The Philippine May 14 elections were marred by fraud, intimidation, and
political murders by the U.S. supported Arroyo regime and military. Reports
coming out of the Philippines on the recent elections indicate that there was a climate of fear, intimidation, and harassment before and during the polling. In the days following the polls, left wing poll workers began to be abducted and killed. A report in the Bulatlat Election Watch by Dabet Casteneda states, “Just four days after the polls, Jubien Abrena, 25, poll
watcher of Bayan Muna in Magara, Roxas in the province of Palawan, was
abducted by the Naval Intelligence Security Group-Western Command at about 3 p.m. on May 18 near the Puerto Princesa terminal. Three days before this incident, two other poll watchers, Jun Bagasbas and Ramib Vallevare for the party-list group, Kapataan, were abducted by soldiers on May 15 and were found dead the next day.”
Election observers throughout the country reported cases of a military
presence in and around polling places, in some cases warning people not to
vote for left wing candidates. Foreign election observers from the People’s
International Observers Mission (IOM) who were present at 10 poll locations stated that, from what they observed, there was a “military take over of the polls.” Elizabeth Hendrickson, an IOM observer in Cebu City and nearby town said, “In all of the locations of the IOM teams, militarization was prevalent.”

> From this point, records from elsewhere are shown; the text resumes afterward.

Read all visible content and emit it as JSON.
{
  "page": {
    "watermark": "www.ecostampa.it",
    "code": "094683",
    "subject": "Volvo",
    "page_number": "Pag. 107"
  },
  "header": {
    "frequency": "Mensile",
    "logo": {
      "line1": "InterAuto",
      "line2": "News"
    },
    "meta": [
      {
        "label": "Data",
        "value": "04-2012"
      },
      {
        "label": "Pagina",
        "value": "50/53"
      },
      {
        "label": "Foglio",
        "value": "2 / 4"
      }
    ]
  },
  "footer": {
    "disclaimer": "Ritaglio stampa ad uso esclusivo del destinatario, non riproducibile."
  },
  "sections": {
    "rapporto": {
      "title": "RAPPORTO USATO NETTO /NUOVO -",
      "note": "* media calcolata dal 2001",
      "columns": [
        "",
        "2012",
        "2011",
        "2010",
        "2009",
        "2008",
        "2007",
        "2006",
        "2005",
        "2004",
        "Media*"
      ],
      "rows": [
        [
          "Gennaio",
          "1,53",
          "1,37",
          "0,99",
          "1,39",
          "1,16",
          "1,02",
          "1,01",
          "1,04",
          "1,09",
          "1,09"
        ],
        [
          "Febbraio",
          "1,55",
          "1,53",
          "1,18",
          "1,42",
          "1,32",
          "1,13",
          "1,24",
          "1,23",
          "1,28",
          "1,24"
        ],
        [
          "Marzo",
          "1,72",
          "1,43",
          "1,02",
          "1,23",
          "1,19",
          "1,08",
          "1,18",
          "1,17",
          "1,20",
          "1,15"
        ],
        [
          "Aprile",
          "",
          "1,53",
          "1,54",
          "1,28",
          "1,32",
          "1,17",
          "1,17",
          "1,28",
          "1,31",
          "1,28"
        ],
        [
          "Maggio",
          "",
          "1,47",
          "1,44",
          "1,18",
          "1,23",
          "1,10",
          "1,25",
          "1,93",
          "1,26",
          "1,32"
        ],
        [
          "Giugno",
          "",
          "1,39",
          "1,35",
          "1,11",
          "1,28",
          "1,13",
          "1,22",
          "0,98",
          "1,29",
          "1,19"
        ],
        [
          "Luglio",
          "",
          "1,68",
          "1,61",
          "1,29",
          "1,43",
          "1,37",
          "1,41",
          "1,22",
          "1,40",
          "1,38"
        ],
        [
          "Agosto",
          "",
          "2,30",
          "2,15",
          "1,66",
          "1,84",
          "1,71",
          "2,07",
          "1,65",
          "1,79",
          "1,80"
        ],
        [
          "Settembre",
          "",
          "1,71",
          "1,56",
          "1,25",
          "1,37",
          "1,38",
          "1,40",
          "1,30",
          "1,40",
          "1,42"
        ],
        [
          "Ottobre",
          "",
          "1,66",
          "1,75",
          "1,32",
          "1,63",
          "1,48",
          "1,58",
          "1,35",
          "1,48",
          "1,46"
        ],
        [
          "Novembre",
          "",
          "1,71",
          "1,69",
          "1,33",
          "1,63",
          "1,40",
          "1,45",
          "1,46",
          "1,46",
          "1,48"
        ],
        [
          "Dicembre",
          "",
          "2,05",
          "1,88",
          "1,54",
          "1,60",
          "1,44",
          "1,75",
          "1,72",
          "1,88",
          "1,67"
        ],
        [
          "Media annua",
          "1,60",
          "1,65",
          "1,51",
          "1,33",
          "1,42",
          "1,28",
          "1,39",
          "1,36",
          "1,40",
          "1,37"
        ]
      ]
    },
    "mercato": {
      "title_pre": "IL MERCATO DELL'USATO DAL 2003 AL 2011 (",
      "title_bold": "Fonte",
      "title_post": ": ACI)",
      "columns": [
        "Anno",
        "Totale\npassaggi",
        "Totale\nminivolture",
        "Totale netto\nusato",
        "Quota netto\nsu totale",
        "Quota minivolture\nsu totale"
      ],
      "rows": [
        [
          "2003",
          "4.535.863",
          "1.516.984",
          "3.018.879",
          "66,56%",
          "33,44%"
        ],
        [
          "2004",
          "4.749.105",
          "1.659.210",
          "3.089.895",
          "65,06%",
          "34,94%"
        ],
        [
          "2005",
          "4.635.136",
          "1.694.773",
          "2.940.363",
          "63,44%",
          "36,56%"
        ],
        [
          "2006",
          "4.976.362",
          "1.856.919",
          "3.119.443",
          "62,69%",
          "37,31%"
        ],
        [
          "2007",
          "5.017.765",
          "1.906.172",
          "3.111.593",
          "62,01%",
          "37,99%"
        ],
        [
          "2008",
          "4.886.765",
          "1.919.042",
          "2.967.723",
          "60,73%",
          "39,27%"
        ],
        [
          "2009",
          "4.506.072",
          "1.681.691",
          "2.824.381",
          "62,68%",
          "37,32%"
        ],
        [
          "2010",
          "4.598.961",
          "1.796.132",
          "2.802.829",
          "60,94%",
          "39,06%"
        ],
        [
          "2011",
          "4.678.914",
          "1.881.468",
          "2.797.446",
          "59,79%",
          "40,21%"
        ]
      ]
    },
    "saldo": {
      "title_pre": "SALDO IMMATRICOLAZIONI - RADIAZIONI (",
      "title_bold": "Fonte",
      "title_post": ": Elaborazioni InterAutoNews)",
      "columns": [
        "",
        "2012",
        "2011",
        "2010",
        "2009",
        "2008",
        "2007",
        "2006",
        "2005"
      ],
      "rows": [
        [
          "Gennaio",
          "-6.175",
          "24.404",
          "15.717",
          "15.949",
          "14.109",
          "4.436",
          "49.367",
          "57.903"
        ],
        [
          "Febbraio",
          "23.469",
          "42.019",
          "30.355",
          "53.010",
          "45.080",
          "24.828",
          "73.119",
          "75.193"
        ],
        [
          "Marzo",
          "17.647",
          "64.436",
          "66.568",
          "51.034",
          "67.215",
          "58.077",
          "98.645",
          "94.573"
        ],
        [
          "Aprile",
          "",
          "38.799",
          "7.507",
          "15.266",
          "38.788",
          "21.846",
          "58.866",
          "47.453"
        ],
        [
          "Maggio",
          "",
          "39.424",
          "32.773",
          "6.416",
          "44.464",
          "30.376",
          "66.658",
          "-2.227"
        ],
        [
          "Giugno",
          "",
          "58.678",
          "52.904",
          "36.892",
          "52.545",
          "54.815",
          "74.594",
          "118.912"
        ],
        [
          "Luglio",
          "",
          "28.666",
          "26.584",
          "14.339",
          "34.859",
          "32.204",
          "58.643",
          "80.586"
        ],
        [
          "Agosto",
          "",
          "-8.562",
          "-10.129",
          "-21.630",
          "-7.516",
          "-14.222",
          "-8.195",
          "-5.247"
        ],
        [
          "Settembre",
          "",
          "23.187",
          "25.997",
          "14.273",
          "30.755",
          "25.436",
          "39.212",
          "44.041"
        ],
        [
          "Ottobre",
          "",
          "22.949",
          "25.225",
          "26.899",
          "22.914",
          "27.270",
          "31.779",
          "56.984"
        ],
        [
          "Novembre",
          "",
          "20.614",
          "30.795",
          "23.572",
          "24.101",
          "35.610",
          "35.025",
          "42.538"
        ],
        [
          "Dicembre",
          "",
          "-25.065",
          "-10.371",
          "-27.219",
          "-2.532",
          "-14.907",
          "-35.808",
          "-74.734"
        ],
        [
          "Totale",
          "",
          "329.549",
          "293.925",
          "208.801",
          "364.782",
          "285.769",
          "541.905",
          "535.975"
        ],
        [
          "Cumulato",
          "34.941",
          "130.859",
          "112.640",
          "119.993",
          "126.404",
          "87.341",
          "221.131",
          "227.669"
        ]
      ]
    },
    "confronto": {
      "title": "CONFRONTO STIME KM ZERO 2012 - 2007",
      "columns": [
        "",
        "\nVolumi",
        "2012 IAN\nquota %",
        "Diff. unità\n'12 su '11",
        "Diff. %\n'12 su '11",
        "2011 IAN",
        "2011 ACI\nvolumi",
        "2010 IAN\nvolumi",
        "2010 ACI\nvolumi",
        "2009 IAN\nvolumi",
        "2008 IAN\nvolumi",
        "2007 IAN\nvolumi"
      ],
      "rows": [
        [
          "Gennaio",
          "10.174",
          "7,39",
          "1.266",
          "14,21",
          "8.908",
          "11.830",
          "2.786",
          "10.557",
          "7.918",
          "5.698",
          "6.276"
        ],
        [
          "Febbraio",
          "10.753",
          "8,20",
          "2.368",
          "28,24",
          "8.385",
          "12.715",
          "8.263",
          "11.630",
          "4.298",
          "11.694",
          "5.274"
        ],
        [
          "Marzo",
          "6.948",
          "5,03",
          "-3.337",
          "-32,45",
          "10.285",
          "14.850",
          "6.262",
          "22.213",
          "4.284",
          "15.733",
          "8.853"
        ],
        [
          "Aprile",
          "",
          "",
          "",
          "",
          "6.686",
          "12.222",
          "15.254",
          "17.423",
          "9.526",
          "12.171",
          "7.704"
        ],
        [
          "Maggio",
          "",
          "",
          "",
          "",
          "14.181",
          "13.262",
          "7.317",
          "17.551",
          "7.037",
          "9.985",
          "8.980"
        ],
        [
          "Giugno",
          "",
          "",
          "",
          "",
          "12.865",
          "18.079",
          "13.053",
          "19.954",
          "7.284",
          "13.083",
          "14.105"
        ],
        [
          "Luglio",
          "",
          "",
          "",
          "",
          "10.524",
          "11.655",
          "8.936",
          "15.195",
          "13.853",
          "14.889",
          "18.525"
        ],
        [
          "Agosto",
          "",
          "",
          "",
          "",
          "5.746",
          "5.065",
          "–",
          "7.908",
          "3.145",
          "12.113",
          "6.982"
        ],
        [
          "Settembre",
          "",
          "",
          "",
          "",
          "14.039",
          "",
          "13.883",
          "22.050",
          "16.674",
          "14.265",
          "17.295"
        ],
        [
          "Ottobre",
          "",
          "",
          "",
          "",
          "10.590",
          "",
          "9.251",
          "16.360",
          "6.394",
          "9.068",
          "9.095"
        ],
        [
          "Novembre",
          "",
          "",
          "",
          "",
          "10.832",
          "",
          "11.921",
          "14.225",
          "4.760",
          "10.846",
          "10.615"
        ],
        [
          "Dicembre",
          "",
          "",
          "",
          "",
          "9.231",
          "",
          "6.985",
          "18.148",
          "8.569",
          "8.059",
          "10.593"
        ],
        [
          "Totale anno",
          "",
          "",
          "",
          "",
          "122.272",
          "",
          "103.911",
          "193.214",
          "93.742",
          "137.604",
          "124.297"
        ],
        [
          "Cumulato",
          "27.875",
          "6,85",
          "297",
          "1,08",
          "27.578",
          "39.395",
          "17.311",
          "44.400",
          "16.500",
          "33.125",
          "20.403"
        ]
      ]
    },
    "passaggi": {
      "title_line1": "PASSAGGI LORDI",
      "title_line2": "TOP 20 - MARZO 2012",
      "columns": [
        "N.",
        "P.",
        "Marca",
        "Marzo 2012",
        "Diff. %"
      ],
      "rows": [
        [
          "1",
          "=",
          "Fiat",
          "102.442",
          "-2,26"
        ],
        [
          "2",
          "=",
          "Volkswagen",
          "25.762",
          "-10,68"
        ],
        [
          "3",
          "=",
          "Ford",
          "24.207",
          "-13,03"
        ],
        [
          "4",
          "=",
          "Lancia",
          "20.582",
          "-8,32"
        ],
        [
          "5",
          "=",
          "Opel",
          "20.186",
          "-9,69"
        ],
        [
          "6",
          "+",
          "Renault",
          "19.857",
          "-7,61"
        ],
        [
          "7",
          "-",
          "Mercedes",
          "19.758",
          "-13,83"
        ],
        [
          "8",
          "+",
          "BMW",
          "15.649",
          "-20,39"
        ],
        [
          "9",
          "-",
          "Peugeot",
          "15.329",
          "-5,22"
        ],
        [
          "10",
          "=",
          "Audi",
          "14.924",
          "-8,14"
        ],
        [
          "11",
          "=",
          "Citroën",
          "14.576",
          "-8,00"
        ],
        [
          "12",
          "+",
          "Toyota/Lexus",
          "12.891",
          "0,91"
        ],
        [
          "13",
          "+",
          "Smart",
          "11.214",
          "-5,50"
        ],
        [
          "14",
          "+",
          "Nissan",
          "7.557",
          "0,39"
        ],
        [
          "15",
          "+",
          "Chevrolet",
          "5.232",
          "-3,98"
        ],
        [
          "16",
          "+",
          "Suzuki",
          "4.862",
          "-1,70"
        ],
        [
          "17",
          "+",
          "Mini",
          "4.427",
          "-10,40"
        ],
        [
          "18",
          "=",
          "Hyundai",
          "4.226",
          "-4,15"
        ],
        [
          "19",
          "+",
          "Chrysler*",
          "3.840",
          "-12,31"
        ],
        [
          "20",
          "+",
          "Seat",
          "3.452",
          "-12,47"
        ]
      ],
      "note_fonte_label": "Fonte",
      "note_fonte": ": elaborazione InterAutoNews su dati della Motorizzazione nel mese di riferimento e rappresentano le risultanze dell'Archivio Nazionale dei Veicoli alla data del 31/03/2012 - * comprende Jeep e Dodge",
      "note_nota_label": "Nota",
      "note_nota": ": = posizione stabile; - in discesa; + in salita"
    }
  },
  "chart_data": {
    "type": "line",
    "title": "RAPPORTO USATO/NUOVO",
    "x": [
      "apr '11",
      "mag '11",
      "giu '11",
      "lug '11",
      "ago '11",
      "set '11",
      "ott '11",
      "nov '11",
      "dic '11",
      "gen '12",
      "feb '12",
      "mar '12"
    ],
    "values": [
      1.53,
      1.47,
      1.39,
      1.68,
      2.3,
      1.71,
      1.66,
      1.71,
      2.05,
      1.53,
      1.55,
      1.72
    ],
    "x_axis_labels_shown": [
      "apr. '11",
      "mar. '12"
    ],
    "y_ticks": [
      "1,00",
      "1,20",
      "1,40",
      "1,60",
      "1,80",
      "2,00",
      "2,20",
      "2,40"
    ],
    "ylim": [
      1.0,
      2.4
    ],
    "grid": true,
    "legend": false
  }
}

For most of the Arroyo presidency, U.S. Special Forces have been training
the Armed Forces of the Phillipines (AFP) through the International Military
Education and Training program (IMET). Throughout the period of violence
that has spanned the Arroyo presidency from 2001 through her second election in 2004 (also rampant with fraud allegations), to the present, Arroyo and the AFP have been linked to civilian killings. The ongoing killing, harassment, and electoral manipulation have all been done with the apparent support, monetary, training, and logistical, of the U.S. In urban poor areas of Manila the “military systematically interfered in the democratic process by harassing the voters and telling them who to vote for,” stated Canadian journalist Stefan Christoff. Christoff is in the Philippines investigating the extra-judicial killings. Since Arroyo took power in 2001 there have been 858 civilians murdered in what appear to be government sanctioned killings of left wing leaders and journalists. There have also been 198 disappearances.
There were special elections scheduled for May 26 in the Autonomous Region of Muslim Mindanao, and in Lanao Del Sor, areas in the Southern Philippines. The region has been inundated with a heavy military presence in an apparent attempt to intimidate voters. The track record of fraud and intimidation in the May 14 vote appears to be happening again. Final
results of the May polls will not be known until early June.
The psychological warfare tactics used by the Arroyo-AFP regime are not indicative of a democratic state. This and the ongoing killings and disappearances of civilians forfeits the legitimacy of the Gloria Macapagal Arroyo Administration. A wider peoples’ struggle for justice and fairness is justified.